Precinct 333

Tuesday, April 05, 2005

Student Wins Net Speech Dispute

Ryan Dwyer was an eighth grader at Maple Place Middle School in Oceanport, New Jersey, didn’t like his school. He disliked it so much that he created a website about it – one which provided a forum for others to talk about school and encouraged other students to make “I Hate maple Place” stickers for their notebooks. In other words, he acted sort of juvenile – just like a normal eighth grader.

Until the school decided his site constituted a threat, demanded it be shut down, and suspended the boy because the site offended school officials. No policy or law was ever cited by any district official as grounds for the punishment, just vague claims that the site contained threats and constituted possible criminal conduct.

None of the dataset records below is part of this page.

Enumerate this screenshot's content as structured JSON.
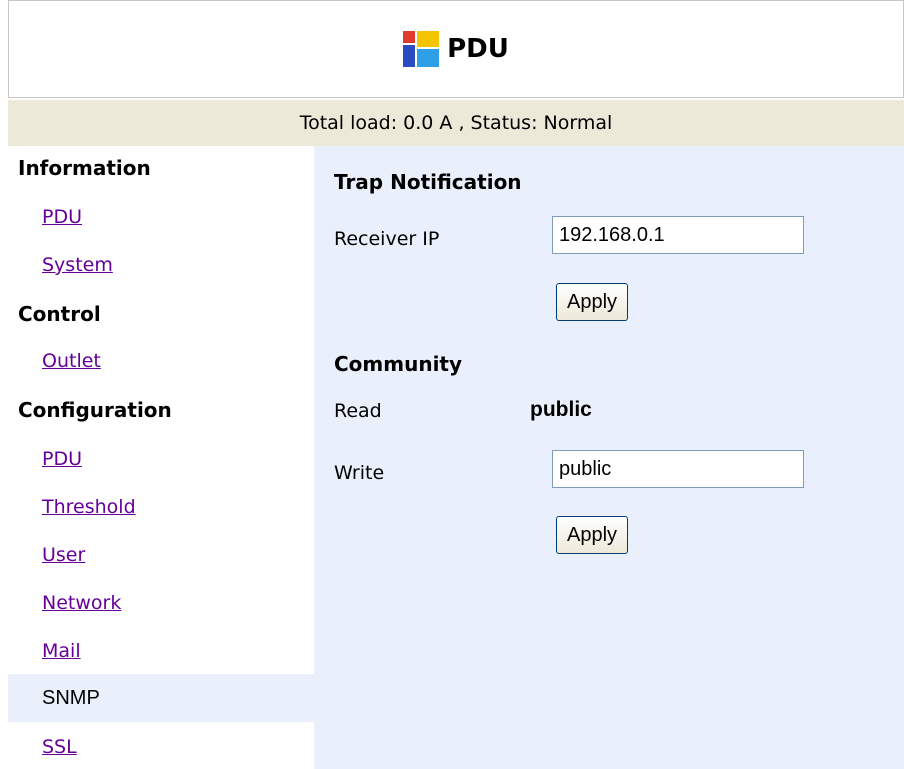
{
  "header": {
    "title": "PDU",
    "logo_icon": "pdu-logo-icon"
  },
  "status": {
    "text": "Total load: 0.0 A , Status: Normal"
  },
  "sidebar": {
    "information": "Information",
    "info_items": [
      "PDU",
      "System"
    ],
    "control": "Control",
    "control_items": [
      "Outlet"
    ],
    "configuration": "Configuration",
    "config_items": [
      "PDU",
      "Threshold",
      "User",
      "Network",
      "Mail"
    ],
    "active_item": "SNMP",
    "after_active": [
      "SSL"
    ]
  },
  "main": {
    "trap_heading": "Trap Notification",
    "receiver_label": "Receiver IP",
    "receiver_value": "192.168.0.1",
    "apply_label": "Apply",
    "community_heading": "Community",
    "read_label": "Read",
    "read_value": "public",
    "write_label": "Write",
    "write_value": "public"
  },
  "colors": {
    "accent_link": "#660099",
    "status_bg": "#ece9d8",
    "content_bg": "#e9effb"
  }
}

Launched in April 2003, the Web site greeted users with the legend, “Welcome to the Anti-Maple Place — Your Friendly Environment,” and said: “This page is dedicated to showing students why their school isn’t what it’s cracked up to be. You may be shocked at what you find on this site.”

Ryan urged students to make stickers that said “I hate Maple Place” and also wrote, “Don’t even try to make me take my Web site down because it is illegal to do so!”

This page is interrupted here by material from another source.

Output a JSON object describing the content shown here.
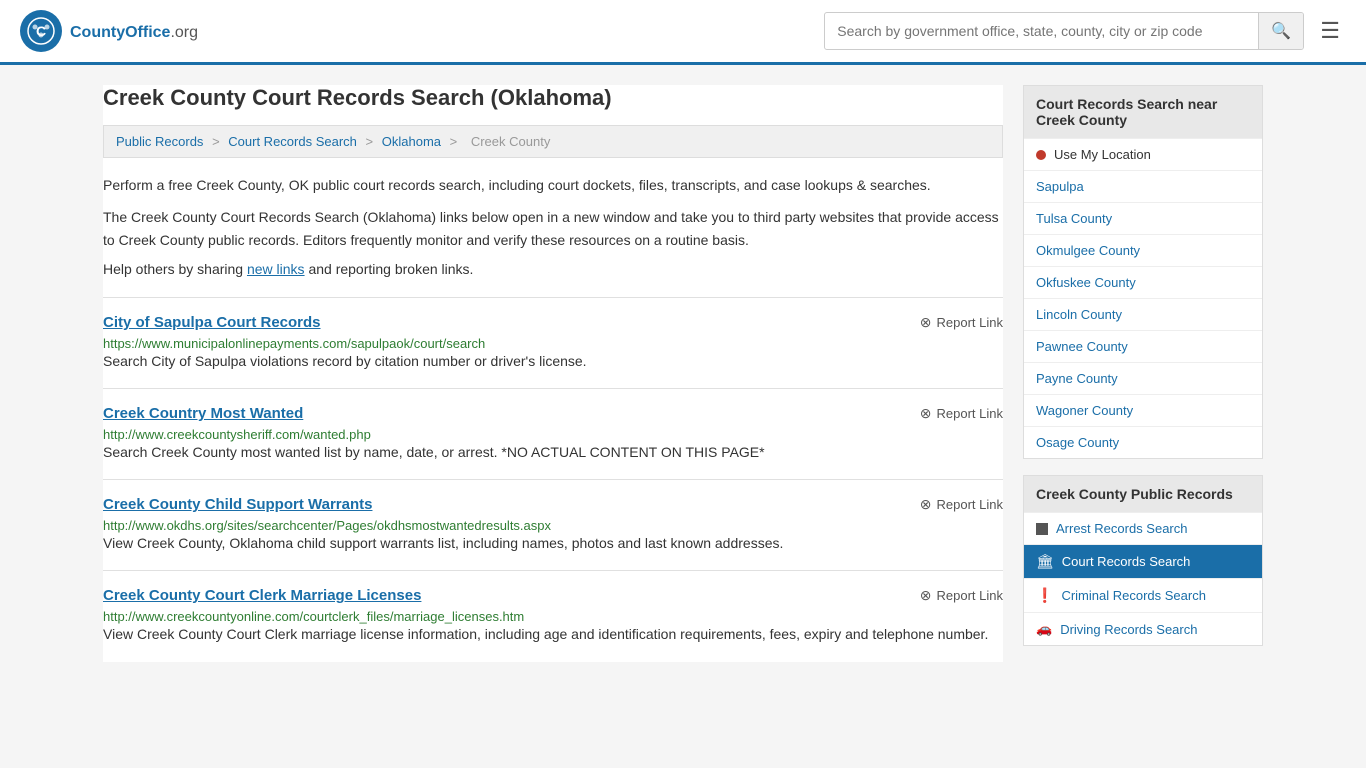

Users who wished to leave comments were instructed not to use profanity and “no threats to any teacher or person EVER.”

Some visitor comments criticized the school and its teachers, but others, the lawsuit conceded, “were arguably crude, sophomoric and offensive.” Ryan never made threats or profanity, it said.

[Judge] Chesler wrote that the defendants “could only have lawfully disciplined Ryan for statements and other content created and provided by him, and not for any comments made by other individuals in his guest book.”

Perhaps most alarming is that despite the family’s cooperation with the school’s censorship of out-of-school speech, Ryan was suspended for a week, banned from the school baseball team for a month, and denied the right to go on a class trip to Philadelphia. It seems pretty clear that the goal was not just to remove any material that violated school policies (there were no such policies), but to punish the boy for activities over which the school had no legitimate basis for controlling.

Today, Ryan is a sophomore at Shore Regional High School, and he noted the following about the case.

“When I was in eighth grade, it kind of just seemed like I couldn’t do anything about it,” Ryan said. “Now I realize that I missed out on a lot of things, and it feels good that they got proved wrong about what they did.”

“I was really surprised that the school administrators actually thought they could punish me for just saying a couple of things about them,” he said.

Sadly, there are still too many school administrators out there who forget that students do not shed their liberties at the schoolhouse gate, and that whatever limits are legitimate at school do not follow the student home. Sadly, the judge ruled that the principal and superintendent could not be held personally liable for their violation of Ryan’s rights. That’s too bad, because only that will convince some administrators that the dictates of the US Constitution apply to their actions.